Plastic fibers have been shown to account for 71% of microplastic particles in surface water samples from Great Lakes tributaries even though previous studies indicated that samples collected from the lake surface in the offshore Great Lakes environment contained only 1-14% fibers.
The questions of why the surface of Lakes had so few fibers compared to tributaries and where these fibers were ultimately transported in the Lakes is answered by a recent study of benthic sediment in Lake Michigan and Lake Erie.
This latest publication is the third in a series of publications designed to understand microplastics in tributaries and their fate after they enter the Great Lakes.
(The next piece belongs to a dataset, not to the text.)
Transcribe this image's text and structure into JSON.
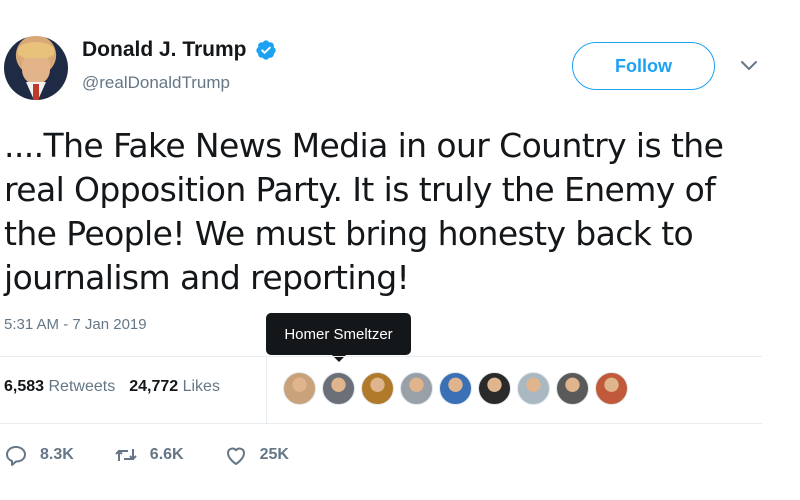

Combined, the studies indicate that plastic fibers such as polyester, rayon, nylon, and cellulose acetate are suspended in the in the water column of rivers due to turbulent flows, but settle out and are deposited in bottom sediments when the rivers flow into the more quiescent Great Lakes.
- Plastic Debris in 29 Great Lakes Tributaries: Relations to Watershed Attributes and Hydrology
This study, supported by the GLRI and published in 2016, concluded that 71% of microplastic particles in these tributaries were fibers. This was unexpected, given that previous studies of offshore Great Lakes that sampled just the top 16 cm of water found between 1% and 14% of microplastic particles were fibers. This left an important unanswered question: Where do the fibers go once discharged into the lakes?
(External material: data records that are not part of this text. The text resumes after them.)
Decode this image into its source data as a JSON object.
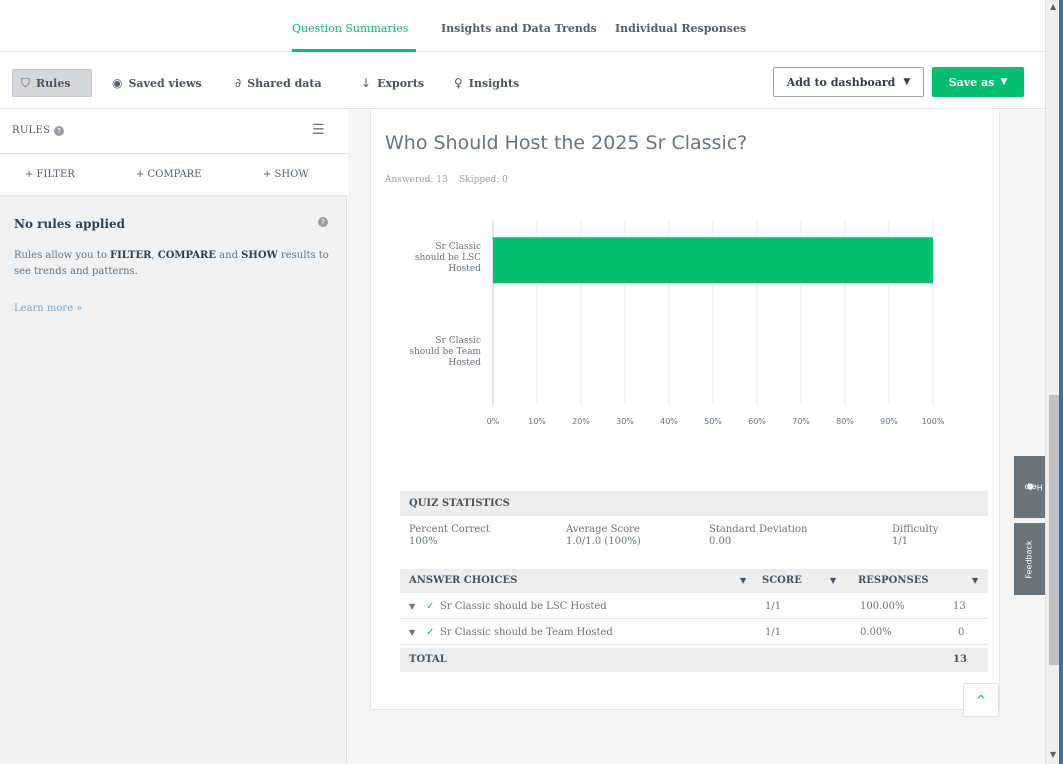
{
  "tabs": [
    {
      "label": "Question Summaries",
      "active": true
    },
    {
      "label": "Insights and Data Trends",
      "active": false
    },
    {
      "label": "Individual Responses",
      "active": false
    }
  ],
  "toolbar": {
    "rules": "Rules",
    "saved_views": "Saved views",
    "shared_data": "Shared data",
    "exports": "Exports",
    "insights": "Insights",
    "add_to_dashboard": "Add to dashboard",
    "save_as": "Save as"
  },
  "icons": {
    "rules": "filter-icon",
    "saved_views": "eye-icon",
    "shared_data": "link-icon",
    "exports": "download-arrow-icon",
    "insights": "lightbulb-icon"
  },
  "rules_panel": {
    "title": "RULES",
    "actions": [
      "+ FILTER",
      "+ COMPARE",
      "+ SHOW"
    ],
    "empty_title": "No rules applied",
    "desc_prefix": "Rules allow you to ",
    "filter": "FILTER",
    "sep1": ", ",
    "compare": "COMPARE",
    "sep2": " and ",
    "show": "SHOW",
    "desc_suffix": " results to see trends and patterns.",
    "learn_more": "Learn more »"
  },
  "question": {
    "title": "Who Should Host the 2025 Sr Classic?",
    "meta": "Answered: 13    Skipped: 0"
  },
  "chart_data": {
    "type": "bar",
    "orientation": "horizontal",
    "categories": [
      "Sr Classic should be LSC Hosted",
      "Sr Classic should be Team Hosted"
    ],
    "category_lines": [
      [
        "Sr Classic",
        "should be LSC",
        "Hosted"
      ],
      [
        "Sr Classic",
        "should be Team",
        "Hosted"
      ]
    ],
    "values": [
      100,
      0
    ],
    "xlim": [
      0,
      100
    ],
    "xticks": [
      "0%",
      "10%",
      "20%",
      "30%",
      "40%",
      "50%",
      "60%",
      "70%",
      "80%",
      "90%",
      "100%"
    ],
    "grid": true,
    "color": "#00bf6f"
  },
  "quiz": {
    "header": "QUIZ STATISTICS",
    "stats": [
      {
        "label": "Percent Correct",
        "value": "100%"
      },
      {
        "label": "Average Score",
        "value": "1.0/1.0 (100%)"
      },
      {
        "label": "Standard Deviation",
        "value": "0.00"
      },
      {
        "label": "Difficulty",
        "value": "1/1"
      }
    ]
  },
  "answers": {
    "headers": {
      "choices": "ANSWER CHOICES",
      "score": "SCORE",
      "responses": "RESPONSES"
    },
    "rows": [
      {
        "label": "Sr Classic should be LSC Hosted",
        "score": "1/1",
        "pct": "100.00%",
        "count": "13"
      },
      {
        "label": "Sr Classic should be Team Hosted",
        "score": "1/1",
        "pct": "0.00%",
        "count": "0"
      }
    ],
    "total_label": "TOTAL",
    "total_count": "13"
  },
  "side_tabs": {
    "help": "Help",
    "feedback": "Feedback"
  }
}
- Vertical Distribution of Microplastics in the Water Column and Surficial Sediment from the Milwaukee River Basin to Lake Michigan
For this study, supported by the Milwaukee Metropolitan Sewerage District and published in 2019, water was sampled at the surface, several points in the water column, and in the sediments in both the Milwaukee River and in the lakebed offshore of Milwaukee. Plastic fiber particles were abundant in the water column and in the sediment.
- Spatial Distribution of Microplastics in Surficial Benthic Sediment of Lake Michigan and Lake Erie
For this study, published in 2020 and supported by the GLRI, Lake sediments were sampled throughout Lake Michigan and Lake Erie. Particles were detected in all samples, and fibers were the most abundant particle type in these sediment samples. Most particles observed in these samples were negatively buoyant. Concentrations of microplastics in Lake Erie sediment samples were 6 times greater than concentrations in Lake Michigan samples on average.